Soluble ST2 as a possible biomarker for inflammation in patients with acute heart failure.

Abstract

The aim of this study was to explore the relationship between peripheral circulating serum soluble suppression of tumorigenicity-2 (sST2) levels and inflammatory biomarkers in patients with acute heart failure (AHF). One hundred and eleven consecutive AHF patients with NYHA class II-IV were enrolled, and peripheral blood was collected within 24 h of admission for the detection of NT-ProBNP, sST2, hypersensitive troponin I, cytokines, precalcitoninogen, C-reactive protein, in addition to routine standard of care blood tests.
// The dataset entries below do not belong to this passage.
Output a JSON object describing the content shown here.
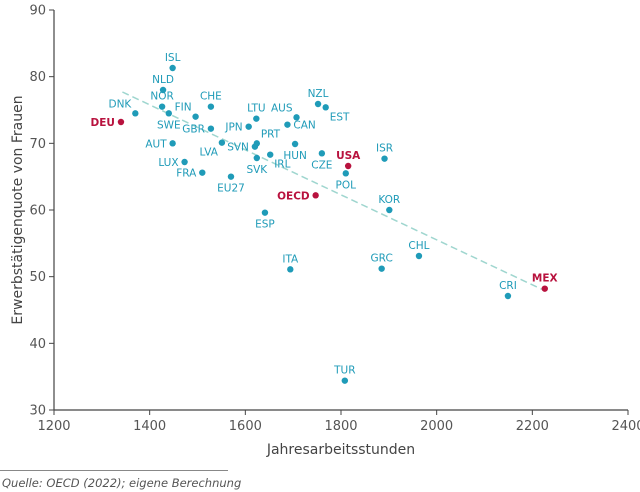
{
  "source_note": "Quelle: OECD (2022); eigene Berechnung",
  "colors": {
    "country": "#1f9bb8",
    "highlight": "#b8123e",
    "trend": "#9fd6cf",
    "axis": "#444444"
  },
  "chart_data": {
    "type": "scatter",
    "xlabel": "Jahresarbeitsstunden",
    "ylabel": "Erwerbstätigenquote von Frauen",
    "xlim": [
      1200,
      2400
    ],
    "ylim": [
      30,
      90
    ],
    "xticks": [
      1200,
      1400,
      1600,
      1800,
      2000,
      2200,
      2400
    ],
    "yticks": [
      30,
      40,
      50,
      60,
      70,
      80,
      90
    ],
    "grid": false,
    "trendline": [
      [
        1343,
        77.7
      ],
      [
        2220,
        48.1
      ]
    ],
    "points": [
      {
        "label": "ISL",
        "x": 1448,
        "y": 81.3,
        "highlight": false,
        "pos": "n"
      },
      {
        "label": "NLD",
        "x": 1428,
        "y": 78.0,
        "highlight": false,
        "pos": "n"
      },
      {
        "label": "NOR",
        "x": 1426,
        "y": 75.5,
        "highlight": false,
        "pos": "n"
      },
      {
        "label": "DNK",
        "x": 1370,
        "y": 74.5,
        "highlight": false,
        "pos": "nw"
      },
      {
        "label": "SWE",
        "x": 1440,
        "y": 74.5,
        "highlight": false,
        "pos": "s"
      },
      {
        "label": "FIN",
        "x": 1496,
        "y": 74.0,
        "highlight": false,
        "pos": "nw"
      },
      {
        "label": "CHE",
        "x": 1528,
        "y": 75.5,
        "highlight": false,
        "pos": "n"
      },
      {
        "label": "DEU",
        "x": 1340,
        "y": 73.2,
        "highlight": true,
        "pos": "w"
      },
      {
        "label": "GBR",
        "x": 1528,
        "y": 72.2,
        "highlight": false,
        "pos": "w"
      },
      {
        "label": "LTU",
        "x": 1623,
        "y": 73.7,
        "highlight": false,
        "pos": "n"
      },
      {
        "label": "JPN",
        "x": 1607,
        "y": 72.5,
        "highlight": false,
        "pos": "w"
      },
      {
        "label": "AUS",
        "x": 1707,
        "y": 73.9,
        "highlight": false,
        "pos": "nw"
      },
      {
        "label": "NZL",
        "x": 1752,
        "y": 75.9,
        "highlight": false,
        "pos": "n"
      },
      {
        "label": "EST",
        "x": 1768,
        "y": 75.4,
        "highlight": false,
        "pos": "se"
      },
      {
        "label": "CAN",
        "x": 1688,
        "y": 72.8,
        "highlight": false,
        "pos": "e"
      },
      {
        "label": "AUT",
        "x": 1448,
        "y": 70.0,
        "highlight": false,
        "pos": "w"
      },
      {
        "label": "PRT",
        "x": 1624,
        "y": 70.0,
        "highlight": false,
        "pos": "ne"
      },
      {
        "label": "LVA",
        "x": 1551,
        "y": 70.1,
        "highlight": false,
        "pos": "sw"
      },
      {
        "label": "SVN",
        "x": 1620,
        "y": 69.5,
        "highlight": false,
        "pos": "w"
      },
      {
        "label": "HUN",
        "x": 1704,
        "y": 69.9,
        "highlight": false,
        "pos": "s"
      },
      {
        "label": "LUX",
        "x": 1473,
        "y": 67.2,
        "highlight": false,
        "pos": "w"
      },
      {
        "label": "IRL",
        "x": 1652,
        "y": 68.3,
        "highlight": false,
        "pos": "se"
      },
      {
        "label": "SVK",
        "x": 1624,
        "y": 67.8,
        "highlight": false,
        "pos": "s"
      },
      {
        "label": "CZE",
        "x": 1760,
        "y": 68.5,
        "highlight": false,
        "pos": "s"
      },
      {
        "label": "ISR",
        "x": 1891,
        "y": 67.7,
        "highlight": false,
        "pos": "n"
      },
      {
        "label": "USA",
        "x": 1815,
        "y": 66.6,
        "highlight": true,
        "pos": "n"
      },
      {
        "label": "FRA",
        "x": 1510,
        "y": 65.6,
        "highlight": false,
        "pos": "w"
      },
      {
        "label": "EU27",
        "x": 1570,
        "y": 65.0,
        "highlight": false,
        "pos": "s"
      },
      {
        "label": "POL",
        "x": 1810,
        "y": 65.5,
        "highlight": false,
        "pos": "s"
      },
      {
        "label": "OECD",
        "x": 1747,
        "y": 62.2,
        "highlight": true,
        "pos": "w"
      },
      {
        "label": "KOR",
        "x": 1901,
        "y": 60.0,
        "highlight": false,
        "pos": "n"
      },
      {
        "label": "ESP",
        "x": 1641,
        "y": 59.6,
        "highlight": false,
        "pos": "s"
      },
      {
        "label": "CHL",
        "x": 1963,
        "y": 53.1,
        "highlight": false,
        "pos": "n"
      },
      {
        "label": "GRC",
        "x": 1885,
        "y": 51.2,
        "highlight": false,
        "pos": "n"
      },
      {
        "label": "ITA",
        "x": 1694,
        "y": 51.1,
        "highlight": false,
        "pos": "n"
      },
      {
        "label": "MEX",
        "x": 2226,
        "y": 48.2,
        "highlight": true,
        "pos": "n"
      },
      {
        "label": "CRI",
        "x": 2149,
        "y": 47.1,
        "highlight": false,
        "pos": "n"
      },
      {
        "label": "TUR",
        "x": 1808,
        "y": 34.4,
        "highlight": false,
        "pos": "n"
      }
    ]
  }
}
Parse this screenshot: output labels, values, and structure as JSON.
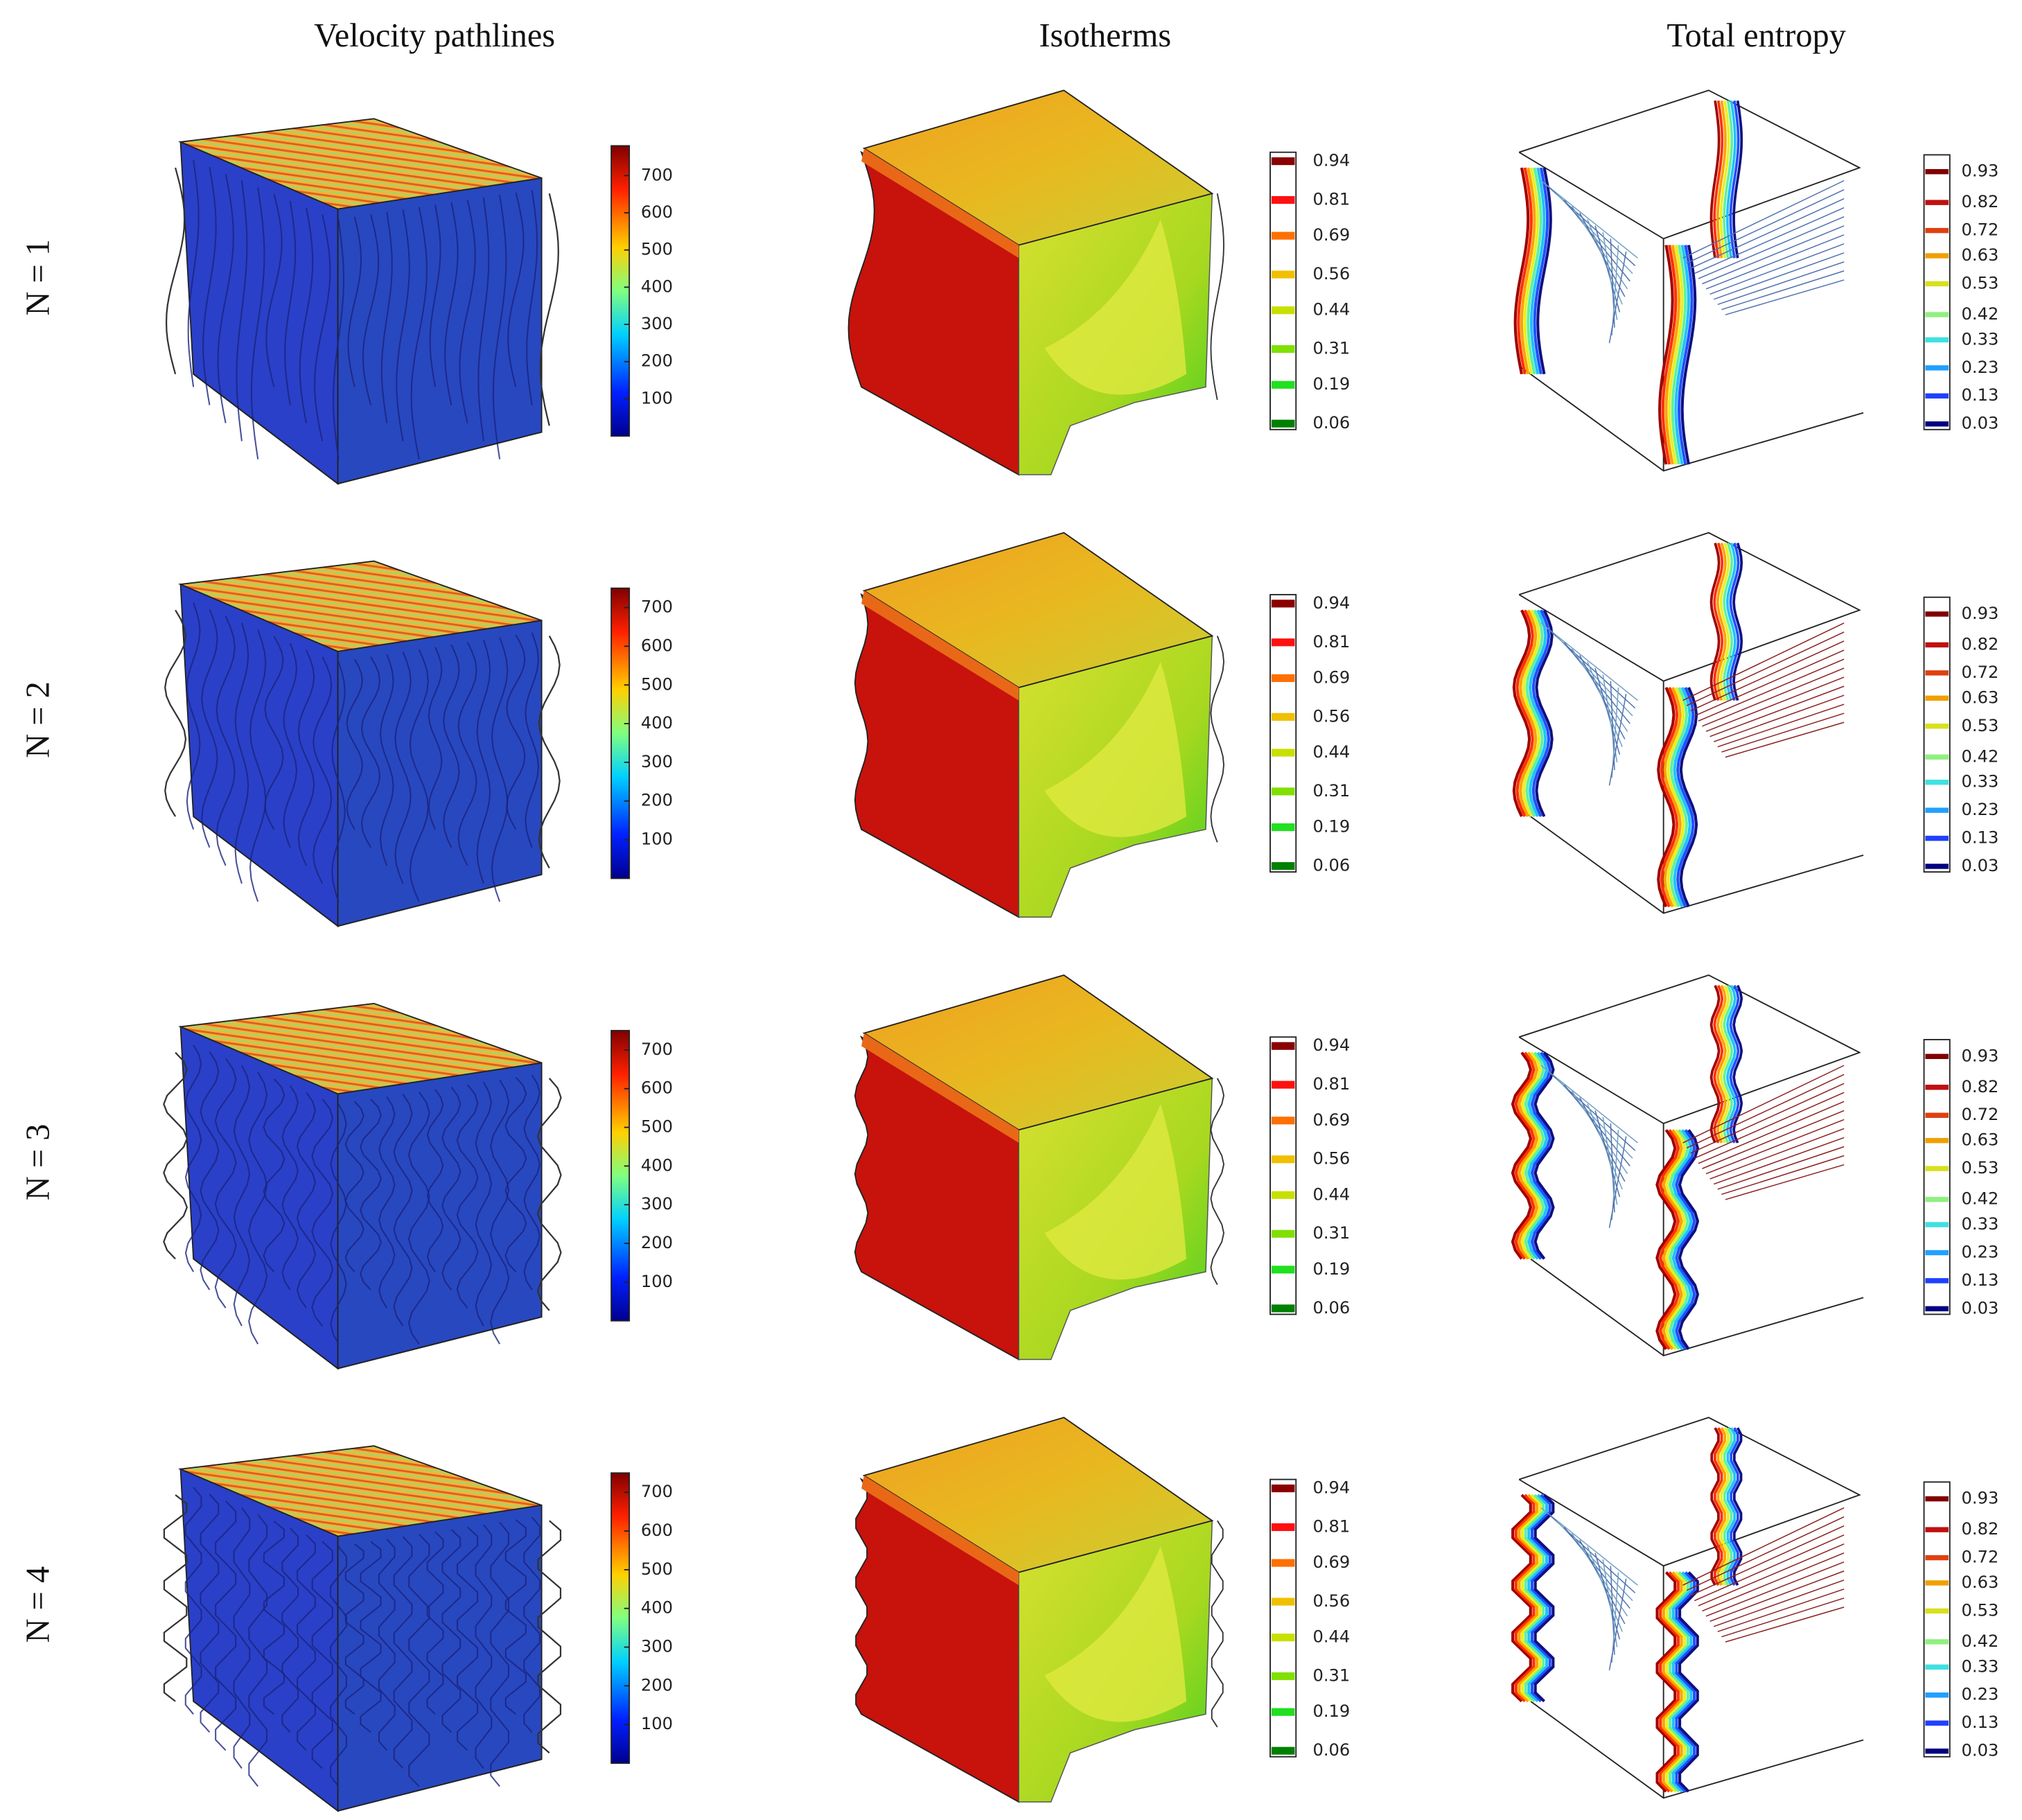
{
  "columns": [
    {
      "title": "Velocity pathlines",
      "colorbar": {
        "ticks": [
          100,
          200,
          300,
          400,
          500,
          600,
          700
        ],
        "limits": [
          [
            0,
            780
          ],
          [
            0,
            750
          ],
          [
            0,
            750
          ],
          [
            0,
            750
          ]
        ]
      }
    },
    {
      "title": "Isotherms",
      "colorbar": {
        "ticks": [
          0.94,
          0.81,
          0.69,
          0.56,
          0.44,
          0.31,
          0.19,
          0.06
        ],
        "limits": [
          [
            0.04,
            0.97
          ],
          [
            0.04,
            0.97
          ],
          [
            0.04,
            0.97
          ],
          [
            0.04,
            0.97
          ]
        ]
      }
    },
    {
      "title": "Total entropy",
      "colorbar": {
        "ticks": [
          0.93,
          0.82,
          0.72,
          0.63,
          0.53,
          0.42,
          0.33,
          0.23,
          0.13,
          0.03
        ],
        "limits": [
          [
            0.01,
            0.99
          ],
          [
            0.01,
            0.99
          ],
          [
            0.01,
            0.99
          ],
          [
            0.01,
            0.99
          ]
        ]
      }
    }
  ],
  "rows": [
    {
      "label": "N = 1"
    },
    {
      "label": "N = 2"
    },
    {
      "label": "N = 3"
    },
    {
      "label": "N = 4"
    }
  ]
}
The median sST2 of 111 patients was 47.50 ng/ml (24.25-86.15 IQR), of whom 43 patients (38.7%) had sST2 35 ng/ml or less; linear correlation analysis showed that serum sST2 correlated with NT-ProBNP ( r2 = 0.32), NEU% ( r2 = 0.41), NLR ( r2 = 0.36), CRP ( r2 = 0.50), IL-18 ( r2 = 0.43) ( P < 0.001), and correlated with Hs-cTnI ( r2 = 0.19), NUE ( r2 = 0.25), LYM ( r2 = -0.23), IL-2RA ( r2 = 0.29) ( P < 0.05). Multiple linear regression analysis depicted that CRP (β = 0.318), IL-18 (β = 0.368), NEU% (β = 0.346), NLR (β = -0.304), and NT-ProBNP (β = 0.324) significantly correlated with sST2 values, respectively ( P < 0.05). ST2 levels have a linear association with length of hospitalization. Peripheral blood inflammatory markers (CRP, IL-18, NEU%, NLR) in patients with AHF had a close relationship with sST2 levels, and the mechanism of action of sST2 may be related to the inflammatory response.